One of the regional examples of a successful policy adoption is California. The initiative spread throughout the state’s cities from the period between 2008-2018, and the ban is accompanied by an additional charge of 25 cents for reusable plastic bags (Kim, 2018). Although an attempt to repeal the policy was made, the citizens supported it in a voting procedure (Kim, 2018). A federal example would be Canada, where a nationwide ban will have been fully implemented by the end of 2021 (Di Mondo, 2020). However, it has been met with criticism highlighting the equally damaging alternatives and economic disadvantages (Di Mondo, 2020). Moreover, the ban covers only six items, which is insufficient to tackle the issue properly (Oceana, 2021). Thus, if the US wishes to implement a federal SPU ban, the drawbacks demonstrated by similar initiatives have to be addressed.

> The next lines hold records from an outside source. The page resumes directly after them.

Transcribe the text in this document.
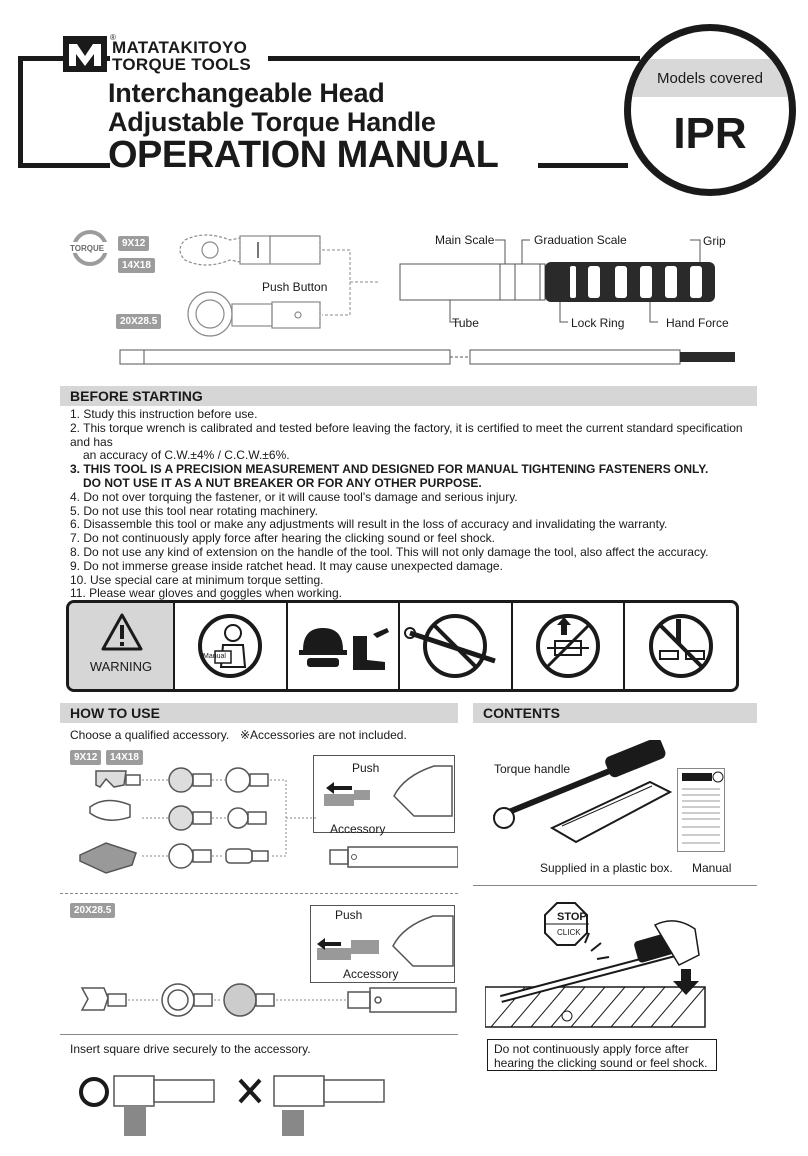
®
MATATAKITOYO
TORQUE TOOLS
Interchangeable Head
Adjustable Torque Handle
OPERATION MANUAL
Models covered
IPR
9X12
14X18
20X28.5
TORQUE
Push Button
Main Scale	Graduation Scale	Grip
Tube	Lock Ring	Hand Force
BEFORE STARTING
1. Study this instruction before use.
2. This torque wrench is calibrated and tested before leaving the factory, it is certified to meet the current standard specification and has
an accuracy of C.W.±4% / C.C.W.±6%.
3. THIS TOOL IS A PRECISION MEASUREMENT AND DESIGNED FOR MANUAL TIGHTENING FASTENERS ONLY.
DO NOT USE IT AS A NUT BREAKER OR FOR ANY OTHER PURPOSE.
4. Do not over torquing the fastener, or it will cause tool's damage and serious injury.
5. Do not use this tool near rotating machinery.
6. Disassemble this tool or make any adjustments will result in the loss of accuracy and invalidating the warranty.
7. Do not continuously apply force after hearing the clicking sound or feel shock.
8. Do not use any kind of extension on the handle of the tool. This will not only damage the tool, also affect the accuracy.
9. Do not immerse grease inside ratchet head. It may cause unexpected damage.
10. Use special care at minimum torque setting.
11. Please wear gloves and goggles when working.
WARNING
Manual
HOW TO USE
Choose a qualified accessory. ※Accessories are not included.
9X12	14X18
Push
Accessory
20X28.5	Push
Accessory
Insert square drive securely to the accessory.
CONTENTS
Torque handle
Supplied in a plastic box. Manual
STOP
CLICK
Do not continuously apply force after hearing the clicking sound or feel shock.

The policy’s main challenges would probably mirror Canada – economic impacts, lobbying, and select items. Some companies specializing in manufacturing SPU are likely to be against the initiative, and a compromise will be made to include only a limited number of products (Santa Cruz Sentinel, 2020). Therefore, the government should seek the means to assist those businesses to minimize their losses. The needs of consumers accustomed to SPU are another point to consider, and a viable alternative that has subdued environmental impacts might require an immediate introduction (Di Mondo, 2020). A reckless implementation may have the opposite effect and lead to adverse outcomes for the environment, the country, and the people.
Di Mondo, D. (2020). Ban single-use plastic? Right problem, wrong solution. The Globe and Mail. Web.
Kim, S. (2018). Analyzing the single-use plastic bags ban policy in California with social network model and diffusion model. In T. Z. Ahram (Ed.), Advances in artificial intelligence, software and systems engineering (pp. 408-418). Springer Cham.
Oceana. (2021). Canadians want the federal government to ban more than six plastic items. Web.
Santa Cruz Sentinel. (2020). Federal lawmakers introduce nationwide ban on single-use plastics. Web.
Schnurr, R. E. J., Alboiu, V., Chaudhary, M., Corbett, R. A., Quanz, M. E., Sankar, K., Srain, H. S., Thavarajah, V., Xanthos, D., & Walker, T. R. (2018). Reducing marine pollution from single-use plastics (SUPs): A review. Marine Pollution Bulletin, 137, 157–171. Web.